A tiny made-for-DVD (apparently) “true paranormal” show believes they have hit the big time with an audience video that shows a supposed encounter with the Kuchisake Onna, the Slit-Mouthed Woman, herself. Or at least, a woman of considerable height who likes to dress the part and can run astonishingly fast. Pasted scraps of paper and other clues lead the intrepid reporters – irascible and sometimes violent director Kudo (Shigeo Ohsako), his assistant Ichikawa (Chika Kuboyama) and their typically unseen cameraman Tashiro (director Koji Shiraishi) – on the trail of a mystery that involves curses, a magic school of dubious morals and village tragedy.
Mostly ignored by western distributors, the great Koji Shiraishi has spent several years in the 2010s on a series of connected made for home video/streaming/whatever POV horror movies about the misadventures of the trio of paranormal documentary filmmakers we first encounter here. By now, we’re up to nine films, with all but the last two of them fansubbed by some unsung heroes of the cause.
This early in the series, there’s just a hint of a larger meta plot in Kudo’s backstory as well as the way the occurrences here don’t quite resolve; not yet having seen any of the later films, I have no idea how or if any of this is going to be important later on, which makes me quite happy, actually.
As you may know, Shiraishi has turned into something of a specialist in the POV horror form, and has probably used the mode in more films than anyone else making horror movies right now. Not surprisingly, he is rather good at this sort of thing, using the stylistic elements of POV horror to disguise miniscule budgets, dodgy effects, and the sort of flaws that come with a tight shooting schedule, rather adeptly. Shiraishi also understands the use of POV horror as an actual aesthetic, the joy of hiding things in blurry backgrounds, or revealing them with slow motion and post-production zooms. In Shiraishi’s world, cheap digital media take on the same haunted quality as the VHS tape does for other filmmakers, and he’s using this to create a feeling of liminality.
Unlike other filmmakers of the style, Shiraishi clearly doesn’t believe in the necessity of keeping dull scenes during which little happens on for too long, so things zip along at a nice pace, the characters following the trails of their investigation from hint to hint, while things become increasingly creepy.

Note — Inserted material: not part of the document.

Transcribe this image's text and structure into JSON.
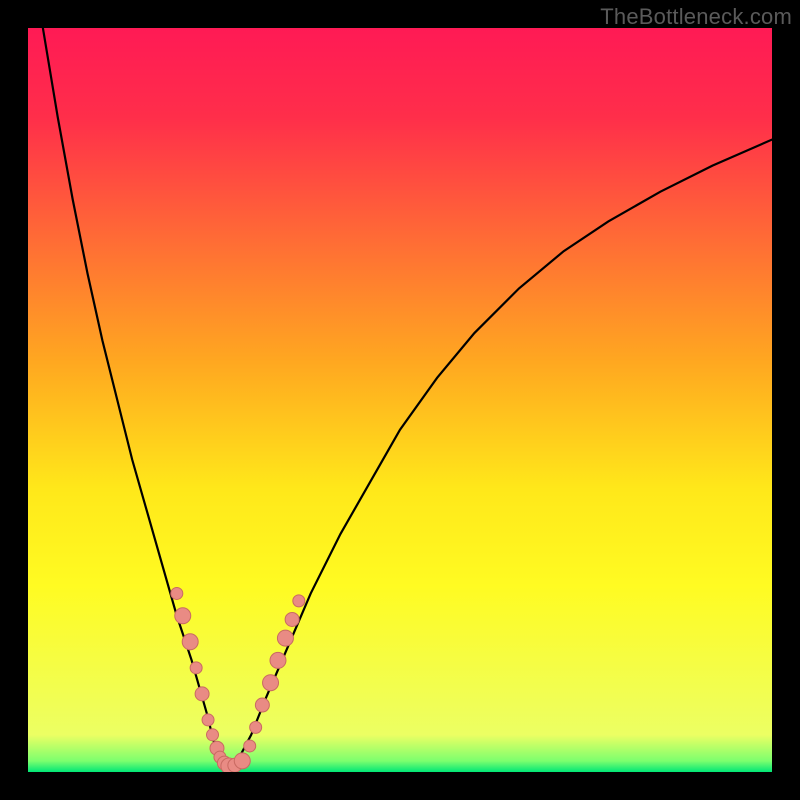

It’s a budget-conscious kind of creepiness, of course, but one that’s wonderfully effective for a viewer willing to go with the film’s conceits and its aesthetic.
Even though the film does indeed feature a slit-mouthed woman, the backstory and the way she acts do not try to repeat Shiraishi’s first movie concerning the legend. They do seem to belong into the same kind of occult world the director’s POV masterpieces Noroi and Occult take place in, where urban myth, folklore, and those aspects of Japanese religions closest to what we in the West would call occultism blend into something that always feels close to the nihilism of certain types of cosmic horror to me. If the Senritsu Kaiki File films will completely go there in the end, I don’t know yet, but particularly the last act does suggest they may very well end up in that direction.
Putting on my Weird Fiction fan hat, I found myself particularly enjoying how much the film uses its cheap shot filmmakers as a group of occult detectives, though the sort neither with electrical pentacle nor much practical magical knowledge, who try to unravel an enticing mystery that seems to suggest strange vistas, and even seem to plan on some ill-advised ghost(?) busting.
All of this, particularly presented in Shiraishi’s carefully made to not look carefully made style, and showing much of the director’s interests, is very much catnip to me.